House Minority Leader Nancy Pelosi (D-Calif.) insisted Rep. John Conyers (D-Mich.) is an “icon” who is “entitled to due process” before facing consequences over accusations by multiple female staffers of sexual misconduct.
Conyers is currently the subject of a House Ethics Committee investigation stemming from revelations that he settled a sexual harassment claim with taxpayer money and other the sexual misconduct allegations.
Pelosi’s appeal to due process mirrors the argument made by police brutality apologists, who insist that bad police officers cannot face any consequences absent a criminal conviction and/or an administrative review process where they have ample opportunity to appeal.
Pelosi confuses (deliberately or not) the right to due process before government with government’s ability to manage personnel and hold its own officials and representatives accountable.
Millions of taxpayer dollars have been spent on various settlements involving members of the House, information that is concealed from the public and even from House leadership. Such secrecy has nothing to do with due process.
Like the secrecy surrounding many of the problems with policing, it only reinforces the notion that membership in the House is a privilege that grants access to taxpayer money and the other powers of government.
This is not Conyers’ first House Ethics Committee investigation. He has previously been accused by staffers of forcing them to babysit his children and to participate in various political campaigns.
The committee decided that a public statement from them and an “agreement by Representative Conyers to take a number of additional, significant steps to ensure that his office complies with all rules and standards regarding campaign and personal work by congressional staff” sufficed to close the matter.
It’s hard to believe any significant steps were taken given Conyers’ continued treatment of staffers as his own personal property.
What’s remarkable about the Conyers situation and the defense of him by Democratic colleagues is just how low the stakes are. Conyers represents a heavily Democratic district, and unlike for Senate seats, governors don’t appoint replacements for the House. The fact that Michigan has a Republican governor is irrelevant. The margin of the majority in the House is wider than the Senate. Conyers is 88—there’s little he can do that a younger person in his seat couldn’t. In a body of 435 members no single member is indispensable.
The hypocrisy is stunning even for national politics. Democrats have spent several years insisting there was a war on women being waged by Republicans as well as pushing private organizations, from contractors to universities, to impose stricter standards on even the appearance of sexual impropriety.

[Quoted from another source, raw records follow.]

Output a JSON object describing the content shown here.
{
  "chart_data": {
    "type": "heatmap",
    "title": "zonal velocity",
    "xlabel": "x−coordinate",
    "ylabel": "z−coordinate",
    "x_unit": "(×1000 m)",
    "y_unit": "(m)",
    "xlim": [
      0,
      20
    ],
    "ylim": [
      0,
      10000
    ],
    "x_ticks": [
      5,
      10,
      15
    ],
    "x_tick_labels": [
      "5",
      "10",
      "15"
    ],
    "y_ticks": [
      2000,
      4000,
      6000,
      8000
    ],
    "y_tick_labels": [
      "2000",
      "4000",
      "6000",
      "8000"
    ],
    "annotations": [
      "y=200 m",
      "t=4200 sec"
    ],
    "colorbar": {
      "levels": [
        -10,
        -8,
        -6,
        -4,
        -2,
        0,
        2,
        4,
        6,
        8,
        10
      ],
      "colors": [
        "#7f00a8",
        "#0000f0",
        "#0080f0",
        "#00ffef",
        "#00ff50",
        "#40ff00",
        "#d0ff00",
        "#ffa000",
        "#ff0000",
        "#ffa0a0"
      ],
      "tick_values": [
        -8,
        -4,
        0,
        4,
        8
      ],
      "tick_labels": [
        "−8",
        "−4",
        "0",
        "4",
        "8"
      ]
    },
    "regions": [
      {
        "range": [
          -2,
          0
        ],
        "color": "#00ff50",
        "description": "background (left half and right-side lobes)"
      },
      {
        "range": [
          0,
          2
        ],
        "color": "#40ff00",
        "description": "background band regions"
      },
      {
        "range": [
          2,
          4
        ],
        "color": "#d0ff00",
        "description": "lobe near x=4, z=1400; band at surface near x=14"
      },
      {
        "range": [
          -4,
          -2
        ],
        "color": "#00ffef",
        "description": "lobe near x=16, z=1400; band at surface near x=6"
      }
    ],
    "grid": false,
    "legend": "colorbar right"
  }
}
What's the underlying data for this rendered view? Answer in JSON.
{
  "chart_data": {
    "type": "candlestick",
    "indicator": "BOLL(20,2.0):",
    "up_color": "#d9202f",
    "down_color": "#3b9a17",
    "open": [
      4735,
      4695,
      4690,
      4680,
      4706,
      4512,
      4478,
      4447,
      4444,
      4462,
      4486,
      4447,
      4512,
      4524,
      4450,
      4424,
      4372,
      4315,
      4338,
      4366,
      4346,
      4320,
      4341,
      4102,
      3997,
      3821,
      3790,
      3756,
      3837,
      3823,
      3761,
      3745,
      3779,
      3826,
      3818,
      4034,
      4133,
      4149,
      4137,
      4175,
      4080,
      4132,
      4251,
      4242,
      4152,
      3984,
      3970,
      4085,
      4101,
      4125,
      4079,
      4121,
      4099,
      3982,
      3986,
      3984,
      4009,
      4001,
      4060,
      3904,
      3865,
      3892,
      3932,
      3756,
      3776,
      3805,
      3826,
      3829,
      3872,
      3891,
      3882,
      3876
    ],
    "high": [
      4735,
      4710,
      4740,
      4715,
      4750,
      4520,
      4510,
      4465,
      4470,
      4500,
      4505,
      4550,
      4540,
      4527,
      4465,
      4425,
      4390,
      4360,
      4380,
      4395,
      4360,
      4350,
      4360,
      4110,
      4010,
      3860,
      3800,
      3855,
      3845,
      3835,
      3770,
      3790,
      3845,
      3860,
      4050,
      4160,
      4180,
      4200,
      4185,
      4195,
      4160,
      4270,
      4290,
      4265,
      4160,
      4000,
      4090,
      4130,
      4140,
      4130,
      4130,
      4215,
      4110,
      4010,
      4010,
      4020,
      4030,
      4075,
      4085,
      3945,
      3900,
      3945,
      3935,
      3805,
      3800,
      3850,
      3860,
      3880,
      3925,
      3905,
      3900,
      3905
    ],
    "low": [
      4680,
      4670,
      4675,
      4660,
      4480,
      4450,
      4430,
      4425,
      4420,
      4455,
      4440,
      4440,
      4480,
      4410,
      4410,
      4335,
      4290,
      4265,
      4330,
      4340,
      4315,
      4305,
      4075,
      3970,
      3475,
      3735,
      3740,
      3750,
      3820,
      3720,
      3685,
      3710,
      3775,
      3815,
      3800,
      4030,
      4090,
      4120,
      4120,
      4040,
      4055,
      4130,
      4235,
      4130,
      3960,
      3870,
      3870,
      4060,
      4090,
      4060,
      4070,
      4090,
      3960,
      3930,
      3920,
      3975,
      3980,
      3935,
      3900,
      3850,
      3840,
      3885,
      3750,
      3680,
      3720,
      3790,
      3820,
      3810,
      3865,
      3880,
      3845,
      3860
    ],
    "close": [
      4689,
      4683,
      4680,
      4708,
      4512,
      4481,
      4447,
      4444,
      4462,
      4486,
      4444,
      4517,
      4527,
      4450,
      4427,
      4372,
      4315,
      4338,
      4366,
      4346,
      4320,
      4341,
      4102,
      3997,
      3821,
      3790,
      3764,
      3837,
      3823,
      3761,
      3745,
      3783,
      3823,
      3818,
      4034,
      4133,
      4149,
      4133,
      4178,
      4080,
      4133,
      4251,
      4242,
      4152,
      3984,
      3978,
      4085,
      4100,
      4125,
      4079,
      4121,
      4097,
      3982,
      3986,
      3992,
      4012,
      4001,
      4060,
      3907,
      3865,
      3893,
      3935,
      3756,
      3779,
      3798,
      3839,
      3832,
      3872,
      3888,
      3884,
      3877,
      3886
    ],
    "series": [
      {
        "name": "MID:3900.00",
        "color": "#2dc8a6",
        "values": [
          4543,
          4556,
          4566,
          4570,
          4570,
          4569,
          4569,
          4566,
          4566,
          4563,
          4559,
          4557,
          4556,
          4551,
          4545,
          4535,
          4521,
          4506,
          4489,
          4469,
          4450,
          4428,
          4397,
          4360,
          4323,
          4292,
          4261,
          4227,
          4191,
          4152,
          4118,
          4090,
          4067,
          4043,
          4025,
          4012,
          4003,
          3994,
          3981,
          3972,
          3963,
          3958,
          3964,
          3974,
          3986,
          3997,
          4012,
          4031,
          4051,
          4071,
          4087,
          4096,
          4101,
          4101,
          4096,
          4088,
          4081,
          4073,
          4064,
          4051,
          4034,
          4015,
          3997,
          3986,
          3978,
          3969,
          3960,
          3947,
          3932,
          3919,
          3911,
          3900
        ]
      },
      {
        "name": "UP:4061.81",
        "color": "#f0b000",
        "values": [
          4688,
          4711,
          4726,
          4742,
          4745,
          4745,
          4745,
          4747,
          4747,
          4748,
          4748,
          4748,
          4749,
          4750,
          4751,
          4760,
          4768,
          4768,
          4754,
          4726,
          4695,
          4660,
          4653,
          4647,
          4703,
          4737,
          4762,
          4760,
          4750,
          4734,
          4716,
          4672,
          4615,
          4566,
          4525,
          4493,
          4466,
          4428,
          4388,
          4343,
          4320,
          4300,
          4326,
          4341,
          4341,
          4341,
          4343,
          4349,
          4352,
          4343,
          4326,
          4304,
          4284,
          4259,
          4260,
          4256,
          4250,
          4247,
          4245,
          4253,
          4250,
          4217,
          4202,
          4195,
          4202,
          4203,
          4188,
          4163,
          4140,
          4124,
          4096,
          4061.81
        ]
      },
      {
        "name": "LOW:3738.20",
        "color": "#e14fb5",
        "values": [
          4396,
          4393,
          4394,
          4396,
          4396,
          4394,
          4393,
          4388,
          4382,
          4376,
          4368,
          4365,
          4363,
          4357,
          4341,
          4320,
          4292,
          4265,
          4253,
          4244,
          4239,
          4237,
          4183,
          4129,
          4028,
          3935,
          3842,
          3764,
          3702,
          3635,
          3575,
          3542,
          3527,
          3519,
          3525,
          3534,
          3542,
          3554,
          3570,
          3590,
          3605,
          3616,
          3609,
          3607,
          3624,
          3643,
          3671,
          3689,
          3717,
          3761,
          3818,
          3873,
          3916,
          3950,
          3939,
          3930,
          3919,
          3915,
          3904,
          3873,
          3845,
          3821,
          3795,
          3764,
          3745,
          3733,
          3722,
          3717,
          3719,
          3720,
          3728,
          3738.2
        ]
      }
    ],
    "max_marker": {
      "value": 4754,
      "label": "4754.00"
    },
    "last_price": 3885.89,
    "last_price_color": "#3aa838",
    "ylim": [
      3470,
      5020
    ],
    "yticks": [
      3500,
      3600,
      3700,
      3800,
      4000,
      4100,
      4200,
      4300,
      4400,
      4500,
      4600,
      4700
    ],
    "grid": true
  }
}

Democrats have also argued consistently that colleges should apply lower standards of proof to discipline (and expel) students accused of sexual misconduct, yet worked to preserve a system where members of Congress had access to taxpayer money to arrive at settlements that permit them to avoid responsibility for misconduct of their own.
Were Conyers a college student, he would have much less protection than he has as one of the most powerful men in Washington. Given the intersection of power dynamics and sexual misconduct, from DC to Hollywood, that’s not the way it should be.
But it’s also not surprising. Powerful people claiming to speak for the powerless are more than willing to stomp on them to protect one another.